Holes was taking me on a driving tour of the relevant East Bay locations when he stopped the car and pointed out the exact spot in Danville where Walther was found sleeping in his parked Pontiac LeMans on February 2, 1979. Holes still has questions that nag him. Why would someone go underground for eight years just to avoid a thirty-day sentence?

But the most important question, the one he spent eighteen months investigating, has been answered.

“He wasn’t the EAR,” Holes said. He shook his head. “But I tell you, he was the EAR’s shadow.”

We stared at the spot.

“You’re sure they did it right?” I asked about the DNA test.

Holes paused for a fraction of a moment.

“Sacramento is very, very good at what they do,” he said.

We drove on.





Sacramento, 1978

DETECTIVE KEN CLARK AND I WERE STANDING OUTSIDE THE SCENE of a double homicide that occurred in east Sacramento in February 1978 when he interrupted his train of thought to ask, “Do you support Obama?” We smiled at each other for a moment and then both started laughing. He shrugged off our political difference and kept pouring forth. Clark was a nonstop chatterer. I didn’t get a word in edgewise, and that worked to my advantage. We stood outside the yard where Clark believes the East Area Rapist shot a young couple to death. The Maggiore murders were never conclusively linked to the EAR, but Clark recently found police reports showing EAR-like prowling and break-ins in the area that night, moving closer and closer until Katie and Brian Maggiore were mysteriously gunned down while out walking their dog. Witnesses got a good glimpse of the suspect.

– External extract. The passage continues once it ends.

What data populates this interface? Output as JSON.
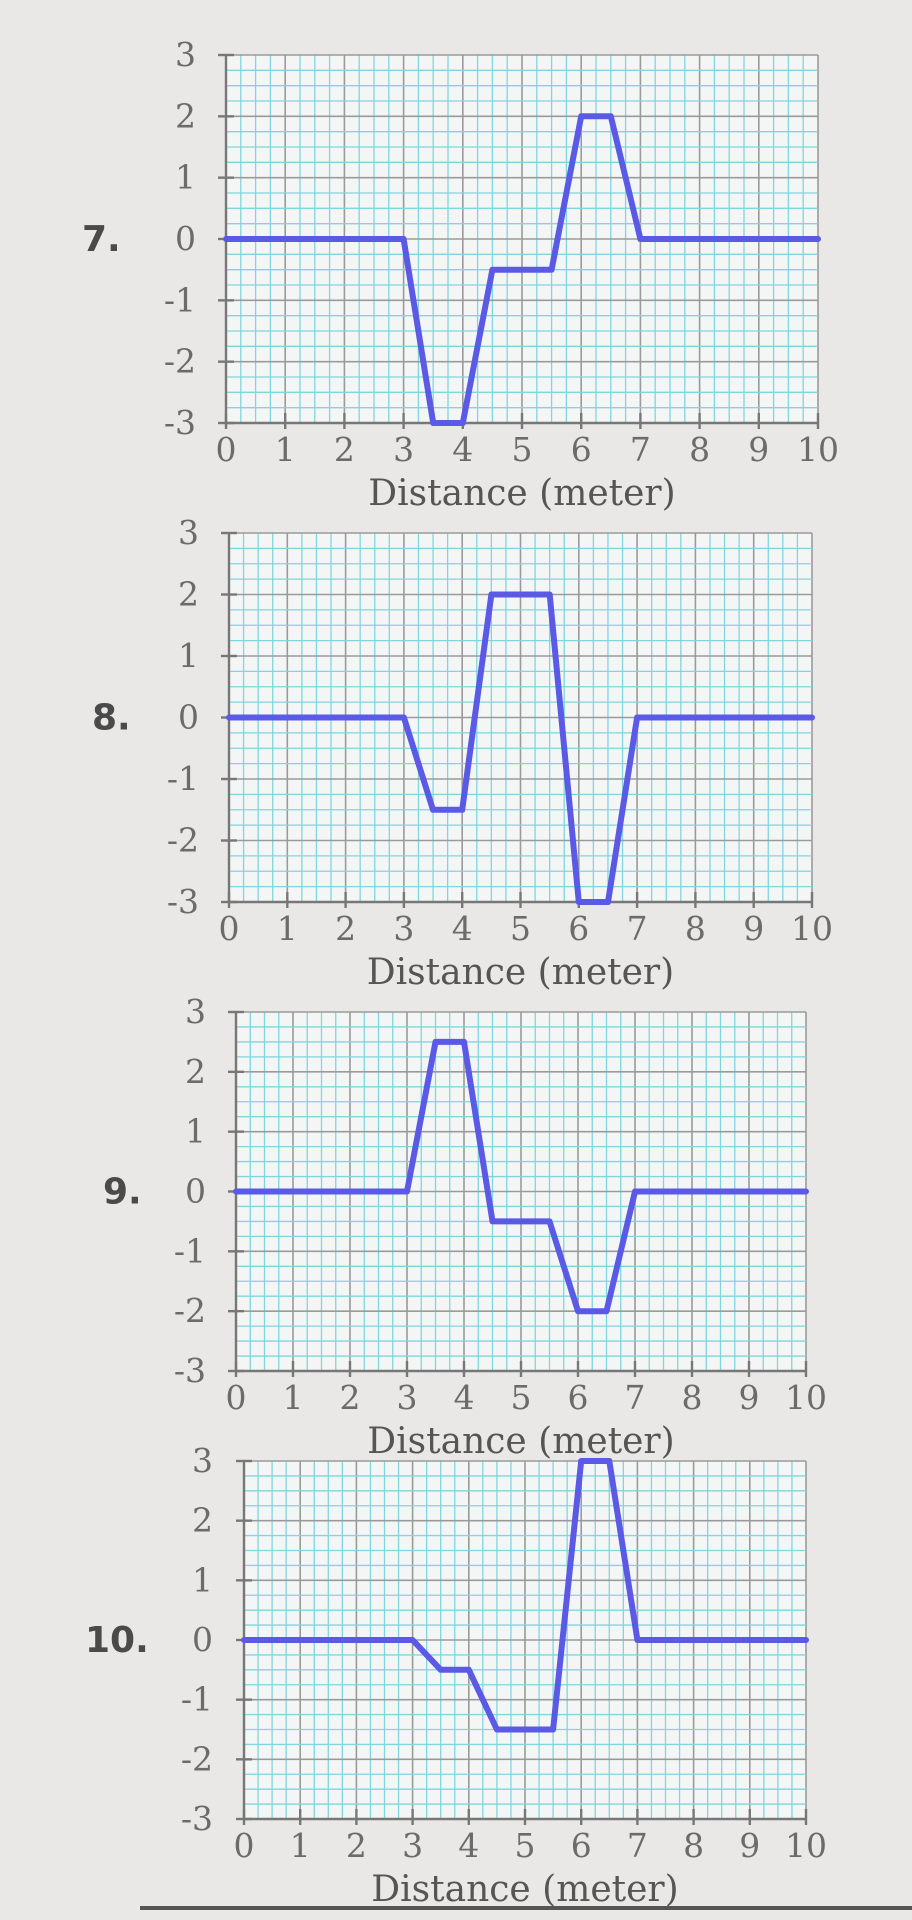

When a composite was released, the EAR suddenly moved west to Contra Costa County. Though Paul Holes already told me he doesn’t buy the “scared away” theory, Clark thinks he was spooked. He shows me the composite. “I think this is the closest image we have of him.”

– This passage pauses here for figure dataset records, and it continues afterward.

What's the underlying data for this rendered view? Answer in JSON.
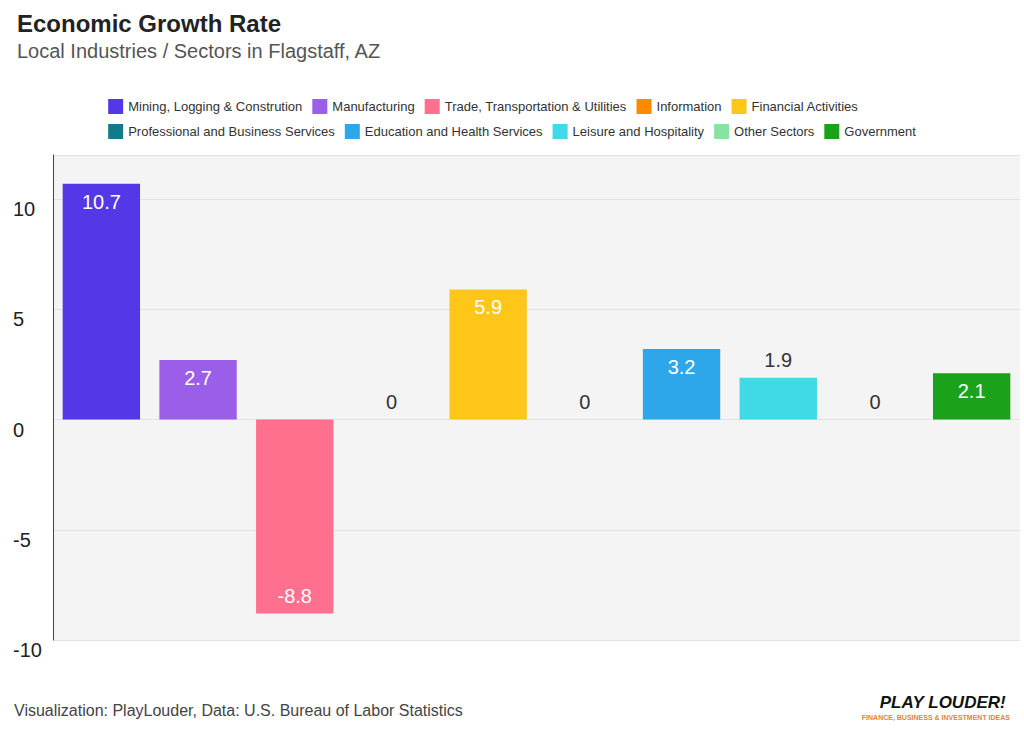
{
  "chart_data": {
    "type": "bar",
    "title": "Economic Growth Rate",
    "subtitle": "Local Industries / Sectors in Flagstaff, AZ",
    "categories": [
      "Mining, Logging & Constrution",
      "Manufacturing",
      "Trade, Transportation & Utilities",
      "Information",
      "Financial Activities",
      "Professional and Business Services",
      "Education and Health Services",
      "Leisure and Hospitality",
      "Other Sectors",
      "Government"
    ],
    "values": [
      10.7,
      2.7,
      -8.8,
      0,
      5.9,
      0,
      3.2,
      1.9,
      0,
      2.1
    ],
    "colors": [
      "#5438e8",
      "#9b5ee8",
      "#ff6f8e",
      "#ff8a00",
      "#ffc61a",
      "#117a8b",
      "#2ea7ea",
      "#40d9e6",
      "#86e4a0",
      "#1aa31a"
    ],
    "ylim": [
      -10,
      12
    ],
    "yticks": [
      -10,
      -5,
      0,
      5,
      10
    ],
    "grid": true,
    "legend": "top",
    "data_labels": true,
    "tick_labels": "y",
    "annotations": [
      "Visualization: PlayLouder, Data: U.S. Bureau of Labor Statistics",
      "PLAY LOUDER!",
      "FINANCE, BUSINESS & INVESTMENT IDEAS"
    ]
  }
}
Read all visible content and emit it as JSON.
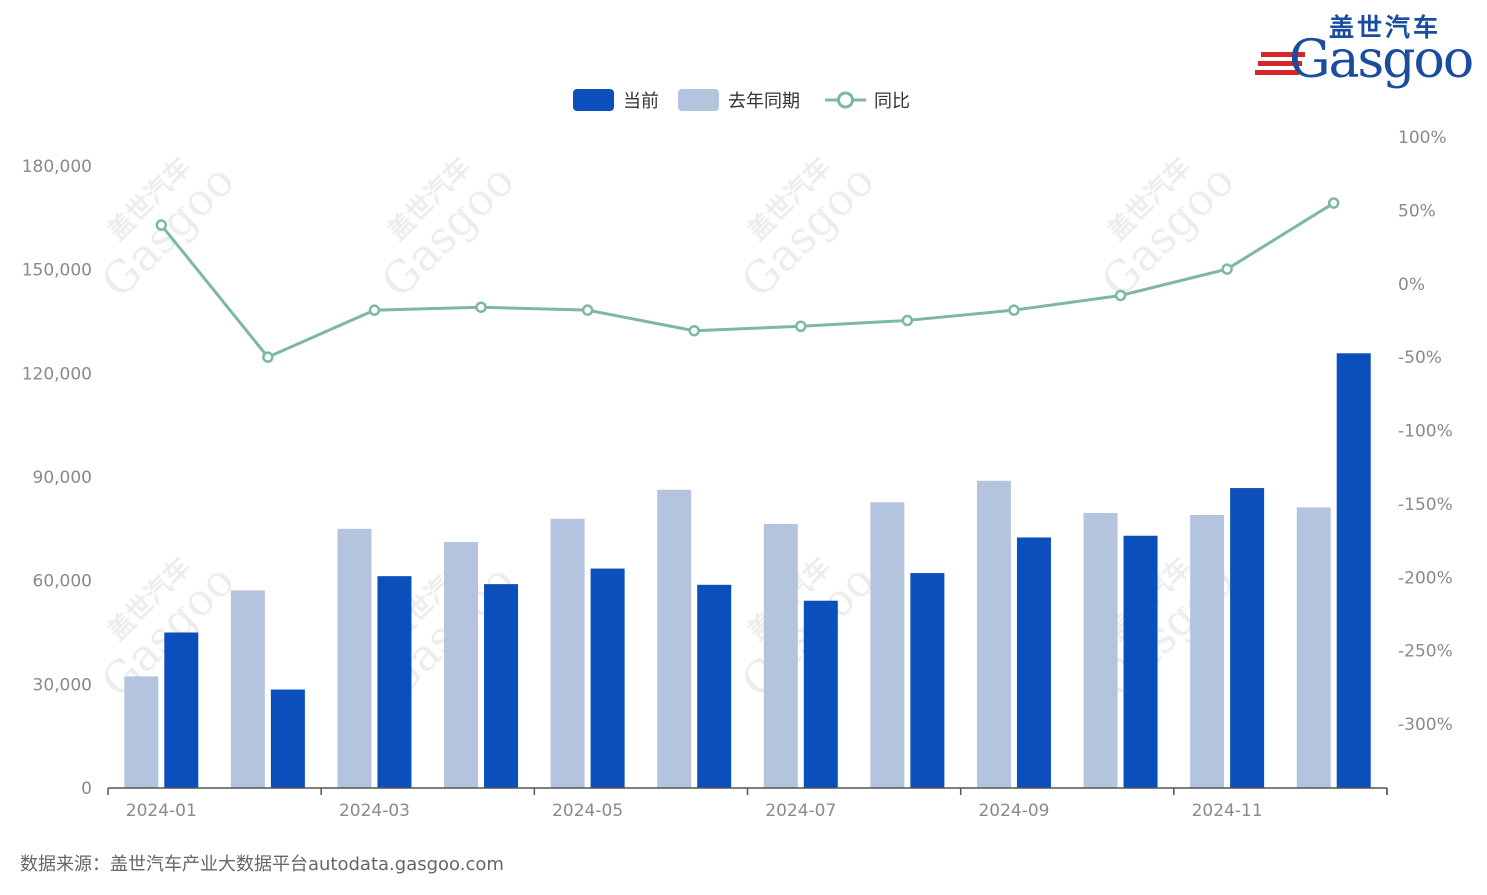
{
  "logo": {
    "cn": "盖世汽车",
    "en": "Gasgoo"
  },
  "watermark": {
    "en": "Gasgoo",
    "cn": "盖世汽车"
  },
  "source": "数据来源：盖世汽车产业大数据平台autodata.gasgoo.com",
  "colors": {
    "current": "#0a4fbb",
    "last_year": "#b4c4df",
    "yoy": "#7db8a0",
    "axis": "#555555",
    "tick": "#8a8a8a"
  },
  "chart_data": {
    "type": "bar",
    "title": "",
    "legend": [
      "当前",
      "去年同期",
      "同比"
    ],
    "legend_position": "top-center",
    "categories": [
      "2024-01",
      "2024-02",
      "2024-03",
      "2024-04",
      "2024-05",
      "2024-06",
      "2024-07",
      "2024-08",
      "2024-09",
      "2024-10",
      "2024-11",
      "2024-12"
    ],
    "x_tick_labels": [
      "2024-01",
      "2024-03",
      "2024-05",
      "2024-07",
      "2024-09",
      "2024-11"
    ],
    "series": [
      {
        "name": "去年同期",
        "type": "bar",
        "axis": "left",
        "values": [
          32300,
          57200,
          75000,
          71200,
          77900,
          86300,
          76400,
          82700,
          88900,
          79600,
          79000,
          81200
        ]
      },
      {
        "name": "当前",
        "type": "bar",
        "axis": "left",
        "values": [
          45000,
          28500,
          61300,
          59000,
          63500,
          58800,
          54200,
          62200,
          72500,
          73000,
          86800,
          125800
        ]
      },
      {
        "name": "同比",
        "type": "line",
        "axis": "right",
        "values": [
          40,
          -50,
          -18,
          -16,
          -18,
          -32,
          -29,
          -25,
          -18,
          -8,
          10,
          55
        ]
      }
    ],
    "y_left": {
      "min": 0,
      "max": 180000,
      "ticks": [
        "0",
        "30,000",
        "60,000",
        "90,000",
        "120,000",
        "150,000",
        "180,000"
      ]
    },
    "y_right": {
      "min": -350,
      "max": 100,
      "ticks": [
        "-300%",
        "-250%",
        "-200%",
        "-150%",
        "-100%",
        "-50%",
        "0%",
        "50%",
        "100%"
      ]
    },
    "grid": false
  }
}
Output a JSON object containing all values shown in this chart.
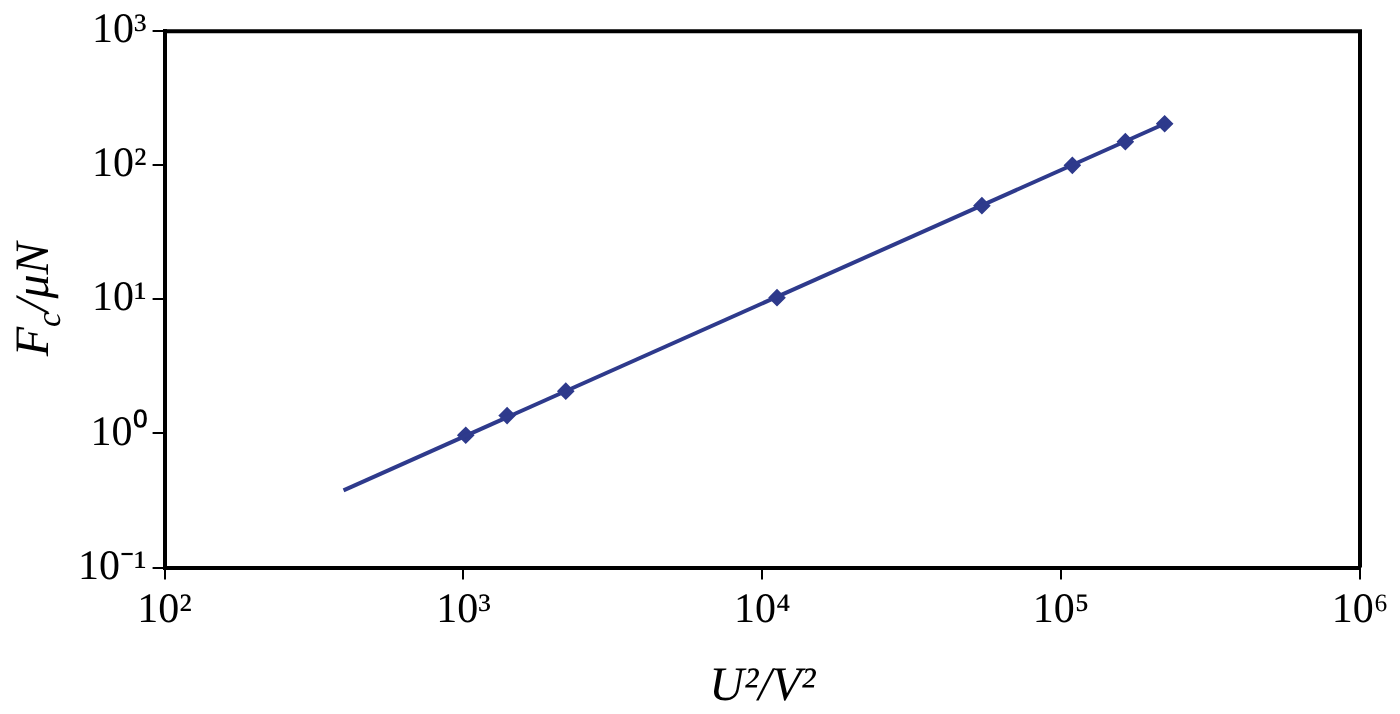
{
  "chart_data": {
    "type": "scatter",
    "xlabel": "U²/V²",
    "ylabel": "F$_{c}$/μN",
    "log": "xy",
    "grid": false,
    "legend": false,
    "xlim": [
      100,
      1000000
    ],
    "ylim": [
      0.1,
      1000
    ],
    "xticks": [
      {
        "value": 100,
        "label": "10²"
      },
      {
        "value": 1000,
        "label": "10³"
      },
      {
        "value": 10000,
        "label": "10⁴"
      },
      {
        "value": 100000,
        "label": "10⁵"
      },
      {
        "value": 1000000,
        "label": "10⁶"
      }
    ],
    "yticks": [
      {
        "value": 0.1,
        "label": "10⁻¹"
      },
      {
        "value": 1,
        "label": "10⁰"
      },
      {
        "value": 10,
        "label": "10¹"
      },
      {
        "value": 100,
        "label": "10²"
      },
      {
        "value": 1000,
        "label": "10³"
      }
    ],
    "series": [
      {
        "type": "line",
        "marker": "none",
        "color": "#2e3a8c",
        "x": [
          397,
          222000
        ],
        "values": [
          0.377,
          204
        ]
      },
      {
        "marker": "diamond",
        "color": "#2e3a8c",
        "x": [
          1018,
          1400,
          2200,
          11200,
          54300,
          109000,
          164000,
          222000
        ],
        "values": [
          0.97,
          1.36,
          2.07,
          10.3,
          50,
          100,
          150,
          204
        ]
      }
    ]
  }
}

Clark shows me the old police reports he’s now digging through for clues. They include traffic stops and Peeping Tom incidents. So much wasn’t considered relevant then. Clark can’t explain why. It kills him. “They let a good suspect go because his sister-in-law said she once went skinny-dipping with him and she thought he





had a decent-size penis.” (The EAR did not). “Another, I’m not kidding, had ‘too big a lower lip.’”

Sacramento teems with angles to explore. What brought him here? Is it a coincidence that all branches of the military transferred their navigation training to Mather Air Force Base on July 1, 1976, just as the rapes began? What about California State University–Sacramento? Their academic calendar dovetails perfectly with the crimes (he never attacked during a school holiday). Using new technology, a geographic profiler pinpoints streets where he believes the EAR may have lived. I revisit the neighborhoods. I talk to old-timers. I feed what I find to the laptop DIY detectives engaged in the hunt.

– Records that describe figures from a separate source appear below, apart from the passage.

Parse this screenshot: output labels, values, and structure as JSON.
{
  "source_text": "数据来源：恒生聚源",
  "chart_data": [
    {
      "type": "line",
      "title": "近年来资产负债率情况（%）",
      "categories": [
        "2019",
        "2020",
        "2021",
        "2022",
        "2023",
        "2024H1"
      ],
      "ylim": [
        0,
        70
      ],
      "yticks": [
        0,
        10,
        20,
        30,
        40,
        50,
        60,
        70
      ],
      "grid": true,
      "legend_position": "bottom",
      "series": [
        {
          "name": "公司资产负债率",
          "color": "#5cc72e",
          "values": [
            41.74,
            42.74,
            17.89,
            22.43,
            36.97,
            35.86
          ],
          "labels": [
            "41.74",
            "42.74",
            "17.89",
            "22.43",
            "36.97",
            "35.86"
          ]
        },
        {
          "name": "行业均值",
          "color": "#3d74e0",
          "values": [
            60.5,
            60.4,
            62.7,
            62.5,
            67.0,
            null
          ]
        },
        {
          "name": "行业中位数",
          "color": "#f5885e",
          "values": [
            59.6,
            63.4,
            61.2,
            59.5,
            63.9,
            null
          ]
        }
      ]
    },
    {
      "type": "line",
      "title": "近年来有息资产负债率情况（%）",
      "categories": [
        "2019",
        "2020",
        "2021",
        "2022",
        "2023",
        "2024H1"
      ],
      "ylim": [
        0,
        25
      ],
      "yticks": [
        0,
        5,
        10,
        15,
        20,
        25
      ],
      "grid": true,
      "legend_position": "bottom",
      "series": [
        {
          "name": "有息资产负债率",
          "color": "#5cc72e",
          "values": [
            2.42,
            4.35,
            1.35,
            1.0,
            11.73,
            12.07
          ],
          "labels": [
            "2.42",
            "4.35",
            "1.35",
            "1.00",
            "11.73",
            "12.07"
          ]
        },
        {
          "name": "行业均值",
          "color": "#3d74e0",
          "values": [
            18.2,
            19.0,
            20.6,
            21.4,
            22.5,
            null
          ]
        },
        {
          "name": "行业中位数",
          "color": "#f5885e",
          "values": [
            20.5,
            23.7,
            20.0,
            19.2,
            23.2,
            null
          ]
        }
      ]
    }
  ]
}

[EDITOR’S NOTE: Michelle McNamara died on April 21, 2016.]





Part Three





[EDITOR’S NOTE: When Michelle died, she was midway through the writing of I’ll Be Gone in the Dark. To prepare the book for release, Michelle’s lead researcher, Paul Haynes, aka the Kid, and acclaimed investigative journalist Billy Jensen, who was a friend of Michelle’s, worked together to tie up loose ends and organize the materials Michelle left behind. The following chapter was written collaboratively by Haynes and Jensen.]